Documentation Skills for Product Manager – Document Like a Pro

It didn’t take too long until I realised that most of my time was consumed by meetings, emails, internal discussion and communicating with key stakeholders. Having tried some tactics to boost my productivity, namely time-boxing and standard operation process, I still end up spending too much time and efforts finishing documentation at the end of the day. In my previous post, I used to mention the importance of documentation and there is no doubt that it’s one of the core and most fundamental skillsets a professional product manager must have. As for most-used document types, product requirements documents (PRD), product roadmaps, user flow diagram, product wireframe, product strategy and competitive analysis, OKRs and release notes. Surely, documentation is part of our daily job, we wouldn’t want to spend too much time on maintaining it or let it cannibalise our attention to job responsibilities.

Luckily, for each type of document, there are a bunch of tools out there automating the process and making our life easier by avoiding dull, repetitive and less creative work. These tools, targeting the stage of operation procedures, provide a wealth of templates, pre-defined tasks as well activities, and other customisable elements for product managers to create, maintain, and manage documentation process. While taking advantage of automated process thanks to these creative tools, we also need to bear in mind that these tools are designed to help streamline our daily tasks, make it easier for cross-functional communication and support timely execution. We shouldn’t fall into a trap of over-reliance on these tools. Upon the adoption of documentation tools, below are a few tips you should consider in order to work on your documentation more efficiently.

How to document like a pro as a product manager

As a product manager, how to document like a pro, with the assistance of documentation tools

1. Keep diversified document types and choose the one that fits communication needs

Document types vary from a word file of requirements specification to a screenshot of a whiteboard containing agreements reached in a key stakeholder meeting. That’s why a growing number of documenting tools have supported uploading various types of documents and even offer the function to scan and recognise the content in the uploaded file then covert the file into a different format or extract the content from the file and put them into a pre-defined template. In this way, product managers don’t have to worry about “translating” the notes into a “common language” that developers and designers should understand when communicating requirements with the development team. Instead, we only need to choose the most appropriate documenting format that is easy to share, understand, communicate and retrieve. Let the tools do the hard work and make it fit into the templates created within the tools.

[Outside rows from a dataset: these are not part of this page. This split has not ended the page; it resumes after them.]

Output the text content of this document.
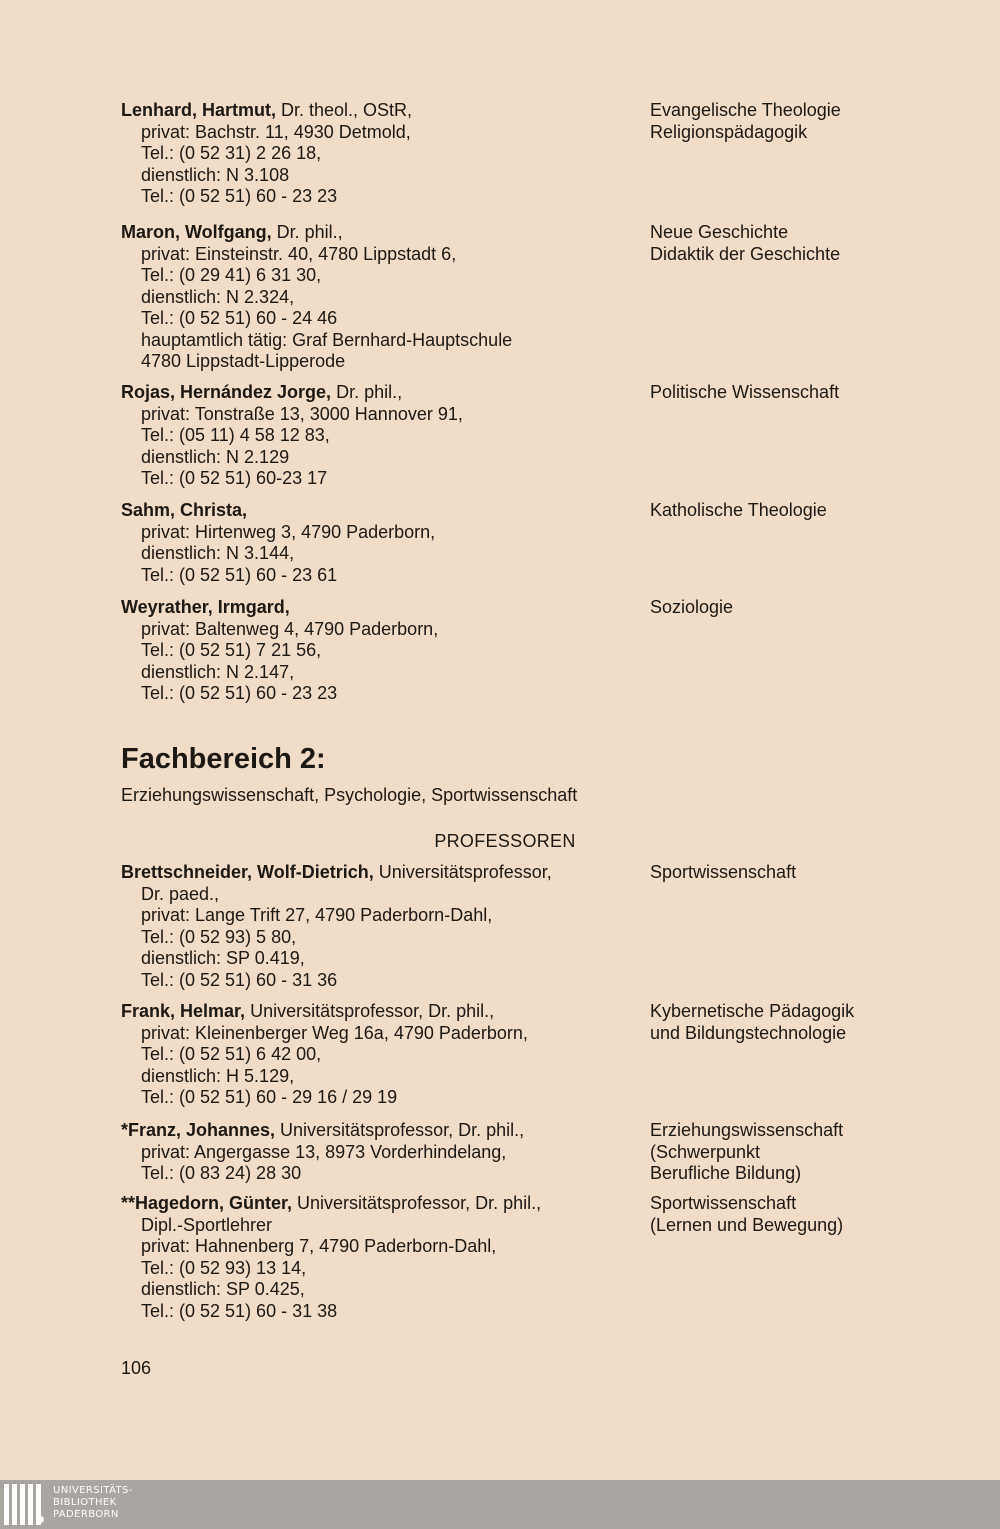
Lenhard, Hartmut, Dr. theol., OStR,
privat: Bachstr. 11, 4930 Detmold,
Tel.: (0 52 31) 2 26 18,
dienstlich: N 3.108
Tel.: (0 52 51) 60 - 23 23
Evangelische Theologie
Religionspädagogik
Maron, Wolfgang, Dr. phil.,
privat: Einsteinstr. 40, 4780 Lippstadt 6,
Tel.: (0 29 41) 6 31 30,
dienstlich: N 2.324,
Tel.: (0 52 51) 60 - 24 46
hauptamtlich tätig: Graf Bernhard-Hauptschule
4780 Lippstadt-Lipperode
Neue Geschichte
Didaktik der Geschichte
Rojas, Hernández Jorge, Dr. phil.,
privat: Tonstraße 13, 3000 Hannover 91,
Tel.: (05 11) 4 58 12 83,
dienstlich: N 2.129
Tel.: (0 52 51) 60-23 17
Politische Wissenschaft
Sahm, Christa,
privat: Hirtenweg 3, 4790 Paderborn,
dienstlich: N 3.144,
Tel.: (0 52 51) 60 - 23 61
Katholische Theologie
Weyrather, Irmgard,
privat: Baltenweg 4, 4790 Paderborn,
Tel.: (0 52 51) 7 21 56,
dienstlich: N 2.147,
Tel.: (0 52 51) 60 - 23 23
Soziologie
Fachbereich 2:
Erziehungswissenschaft, Psychologie, Sportwissenschaft
PROFESSOREN
Brettschneider, Wolf-Dietrich, Universitätsprofessor,
Dr. paed.,
privat: Lange Trift 27, 4790 Paderborn-Dahl,
Tel.: (0 52 93) 5 80,
dienstlich: SP 0.419,
Tel.: (0 52 51) 60 - 31 36
Sportwissenschaft
Frank, Helmar, Universitätsprofessor, Dr. phil.,
privat: Kleinenberger Weg 16a, 4790 Paderborn,
Tel.: (0 52 51) 6 42 00,
dienstlich: H 5.129,
Tel.: (0 52 51) 60 - 29 16 / 29 19
Kybernetische Pädagogik
und Bildungstechnologie
*Franz, Johannes, Universitätsprofessor, Dr. phil.,
privat: Angergasse 13, 8973 Vorderhindelang,
Tel.: (0 83 24) 28 30
Erziehungswissenschaft
(Schwerpunkt
Berufliche Bildung)
**Hagedorn, Günter, Universitätsprofessor, Dr. phil.,
Dipl.-Sportlehrer
privat: Hahnenberg 7, 4790 Paderborn-Dahl,
Tel.: (0 52 93) 13 14,
dienstlich: SP 0.425,
Tel.: (0 52 51) 60 - 31 38
Sportwissenschaft
(Lernen und Bewegung)
106
UNIVERSITÄTS-
BIBLIOTHEK
PADERBORN
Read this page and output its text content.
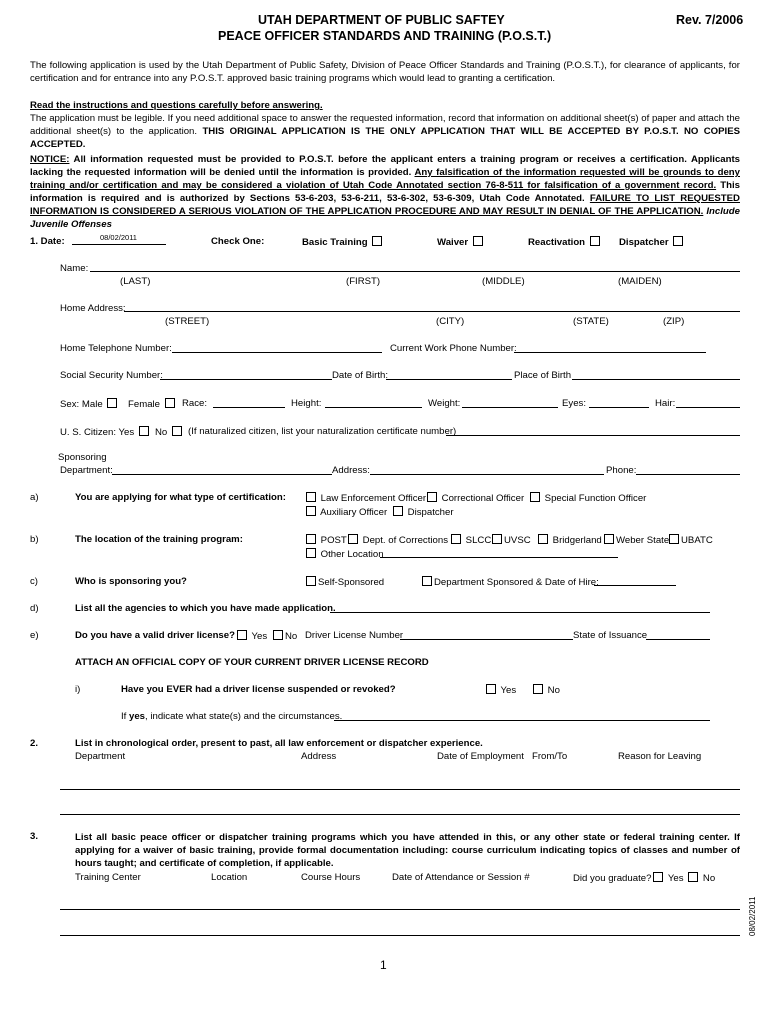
UTAH DEPARTMENT OF PUBLIC SAFTEY
PEACE OFFICER STANDARDS AND TRAINING (P.O.S.T.)
Rev. 7/2006
The following application is used by the Utah Department of Public Safety, Division of Peace Officer Standards and Training (P.O.S.T.), for clearance of applicants, for certification and for entrance into any P.O.S.T. approved basic training programs which would lead to granting a certification.
Read the instructions and questions carefully before answering.
The application must be legible. If you need additional space to answer the requested information, record that information on additional sheet(s) of paper and attach the additional sheet(s) to the application. THIS ORIGINAL APPLICATION IS THE ONLY APPLICATION THAT WILL BE ACCEPTED BY P.O.S.T. NO COPIES ACCEPTED.
NOTICE: All information requested must be provided to P.O.S.T. before the applicant enters a training program or receives a certification. Applicants lacking the requested information will be denied until the information is provided. Any falsification of the information requested will be grounds to deny training and/or certification and may be considered a violation of Utah Code Annotated section 76-8-511 for falsification of a government record. This information is required and is authorized by Sections 53-6-203, 53-6-211, 53-6-302, 53-6-309, Utah Code Annotated. FAILURE TO LIST REQUESTED INFORMATION IS CONSIDERED A SERIOUS VIOLATION OF THE APPLICATION PROCEDURE AND MAY RESULT IN DENIAL OF THE APPLICATION. Include Juvenile Offenses
1. Date:	08/02/2011	Check One:	Basic Training	Waiver	Reactivation	Dispatcher
Name:
(LAST)	(FIRST)	(MIDDLE)	(MAIDEN)
Home Address:
(STREET)	(CITY)	(STATE)	(ZIP)
Home Telephone Number:	Current Work Phone Number:
Social Security Number:	Date of Birth:	Place of Birth
Sex: Male	Female	Race:	Height:	Weight:	Eyes:	Hair:
U. S. Citizen: Yes	No	(If naturalized citizen, list your naturalization certificate number)
Sponsoring
Department:	Address:	Phone:
a)	You are applying for what type of certification:	Law Enforcement Officer	Correctional Officer	Special Function Officer
Auxiliary Officer	Dispatcher
b)	The location of the training program:	POST	Dept. of Corrections	SLCC	UVSC	Bridgerland	Weber State	UBATC
Other Location
c)	Who is sponsoring you?	Self-Sponsored	Department Sponsored & Date of Hire:
d)	List all the agencies to which you have made application.
e)	Do you have a valid driver license?	Yes	No Driver License Number	State of Issuance
ATTACH AN OFFICIAL COPY OF YOUR CURRENT DRIVER LICENSE RECORD
i)	Have you EVER had a driver license suspended or revoked?	Yes	No
If yes, indicate what state(s) and the circumstances.
2.	List in chronological order, present to past, all law enforcement or dispatcher experience.
Department	Address	Date of Employment From/To	Reason for Leaving
3.	List all basic peace officer or dispatcher training programs which you have attended in this, or any other state or federal training center. If applying for a waiver of basic training, provide formal documentation including: course curriculum indicating topics of classes and number of hours taught; and certificate of completion, if applicable.
Training Center	Location	Course Hours	Date of Attendance or Session #	Did you graduate? Yes No
08/02/2011
1
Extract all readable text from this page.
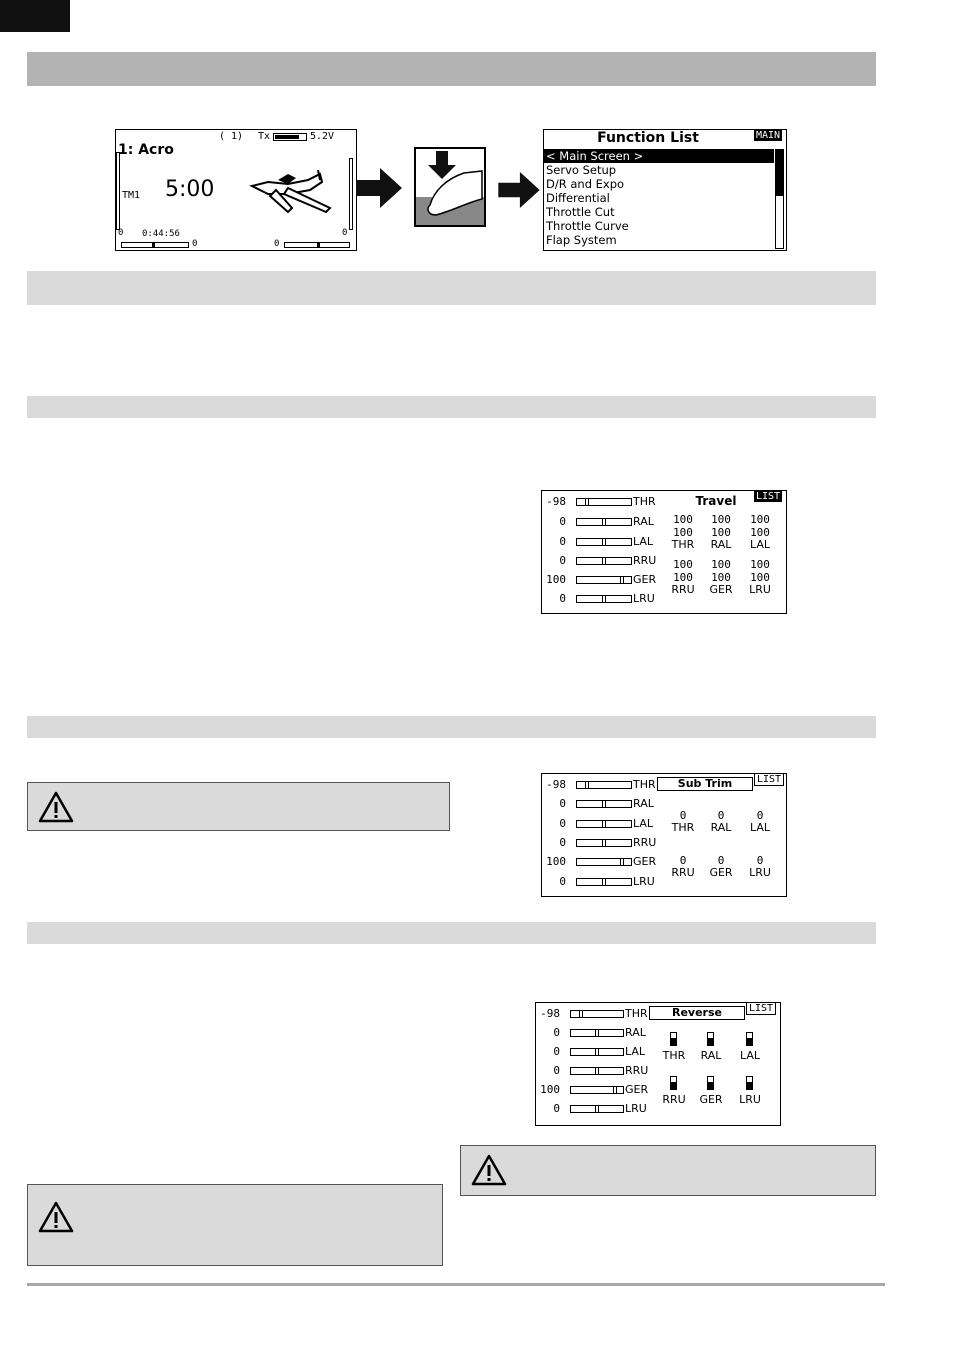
1: Acro
( 1) Tx	5.2V
TM1 5:00
0 0:44:56	0
0	0
Function List	MAIN
< Main Screen >
Servo Setup
D/R and Expo
Differential
Throttle Cut
Throttle Curve
Flap System
LIST
Travel
-98	THR
0	RAL
0	LAL
0	RRU
100	GER
0	LRU
100	100	100
100	100	100
THR	RAL	LAL
100	100	100
100	100	100
RRU	GER	LRU
LIST
Sub Trim
-98	THR
0	RAL
0	LAL
0	RRU
100	GER
0	LRU
0	0	0
THR	RAL	LAL
0	0	0
RRU	GER	LRU
LIST
Reverse
-98	THR
0	RAL
0	LAL
0	RRU
100	GER
0	LRU
THR	RAL	LAL
RRU	GER	LRU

On the other hand, depending on the purpose of documentation, the document types also vary. For instance, product requirements specification would be a word file or a presentation containing text and charts about the description of the objectives, product features, user flow and release notes. whereas product wireframe and design prototype are high fidelity images. If it’s a demo session or a release meeting, it’s better to use video recording. No matter which format you choose, the key is to help you build a shared understanding of the outcome among your team and make it easy for you to store, change and retrieve the information.

2. Maintain a strict change control process in the documentation and stick with it

Compared with the Predictive development approach and the Waterfall development method, in Agile delivery process, activities are divided into iterations with deliverables so the tasks are performed iteratively. As the requirements are not fully clearly defined, the feedback, reviews and changes to the requirements are fairly ad hoc and informal. With the change requests mounted, so the documentation. Product managers should build up a standard change control process to ensure the requests are reflected in documentation and shared with the team immediately. If the changelogs are not documented and shared in time, the version control problem could be triggered and it’s quite hard to trace the changes, which will hurt the quality of deliverables and delay the delivery process. As a result of this, the documentation no longer serves its’ own purpose of recording information, informing and communicating messages or making team accountable for their tasks.

3. Do minimum, focus on essentials 

Some product managers may spend quite a while managing and maintaining documents in good “condition” as much as they can. If you are a junior product manager only working in the industry for one or two years, I would agree that taking time to polish your documentation skill in terms of formatting document and way of presenting necessitates your professionalism. However, we should always bear in mind that to get documentation right, the purpose of documentation, the users of documents, right amount of process, changes to the requirements and liabilities (e.g. legal dictates) should be considered first. Additionally, using the framework (e.g. PRD framework) and principles (e.g. SMART principles) would make the documentation more effective and precise. Don’t be obsessed with document format or overuse of documentation.